Privileged Access Management
Privileged Access Management (PAM) is an essential component in protecting organizations against cyber-attacks, ransomware, malware, phishing, and data leaks. No longer only for protecting admin accounts, privilege management now extends across the entire organization -from on-premises and cloud infrastructures to every user, no matter where they are working from, or what they are accessing.
This report is an overview of the market for Privilege Access Management (PAM) platforms and provides a compass to help buyers find the product that best meets their needs. KuppingerCole examines the market segment, vendor capabilities, relative market share, and innovative approaches to providing PAM solutions.
- In depth ratings and reviews of 26 leading PAM products, fully updated for 2021
- PAM vendors have responded well to the privilege remote access challenges of the pandemic period with EPM and RPA capability improvements.
- More vendors are now offering automation and improved UX design to reduce the PAM admin burden, and make access easier.
- Several previous Challengers are now taking their place among the Leaders after a year of significant capability additions and enhancements.
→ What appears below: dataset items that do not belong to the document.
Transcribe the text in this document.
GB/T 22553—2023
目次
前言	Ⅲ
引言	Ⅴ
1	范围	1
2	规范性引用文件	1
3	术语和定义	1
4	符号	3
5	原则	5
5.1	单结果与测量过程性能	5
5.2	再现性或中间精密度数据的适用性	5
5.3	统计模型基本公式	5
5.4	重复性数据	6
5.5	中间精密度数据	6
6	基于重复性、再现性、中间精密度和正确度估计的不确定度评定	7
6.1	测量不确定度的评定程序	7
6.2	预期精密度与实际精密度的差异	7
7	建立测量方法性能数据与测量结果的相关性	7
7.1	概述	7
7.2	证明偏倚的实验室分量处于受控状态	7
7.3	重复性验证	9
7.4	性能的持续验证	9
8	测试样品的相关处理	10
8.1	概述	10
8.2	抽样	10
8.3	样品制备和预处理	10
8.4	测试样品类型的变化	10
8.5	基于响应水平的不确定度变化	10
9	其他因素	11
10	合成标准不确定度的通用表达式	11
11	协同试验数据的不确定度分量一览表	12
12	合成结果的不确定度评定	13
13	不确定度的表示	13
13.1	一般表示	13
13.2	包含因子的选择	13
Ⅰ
The market remains highly competitive.
- A small but growing trend is for IDP and IAM vendors to put their toes in the PAM waters, and some existing PAM vendors openly talking about Privileged Identity and Identity Security as part of their pitch.
- More general trends include the increased availability of PAMaaS, and PAM platforms designed specifically for SMBs and cloud native deployment
- Ease of Use is no longer a "nice to have" but increasingly seen as essential to cope with the growing demands on PAM.
- More use of consumer like Wizard tools to ease set up and deployment, and PAM architecture provided out of the box
- The Product Leaders are Arcon, BeyondTrust, Centrify, CyberArk, Hitachi ID, One Identity, Senhasegura, SSH.COM, Broadcom (Symantec), Thycotic, WALLIX and Xton (acquired by Imprivata in July 2021).
- The Innovation Leaders are Arcon, BeyondTrust, Centrify, CyberArk, Hitachi ID, ManageEngine, Remediant, Saviynt, Senhasegura, SSH.COM, Stealthbits, Thycotic, WALLIX and Xton.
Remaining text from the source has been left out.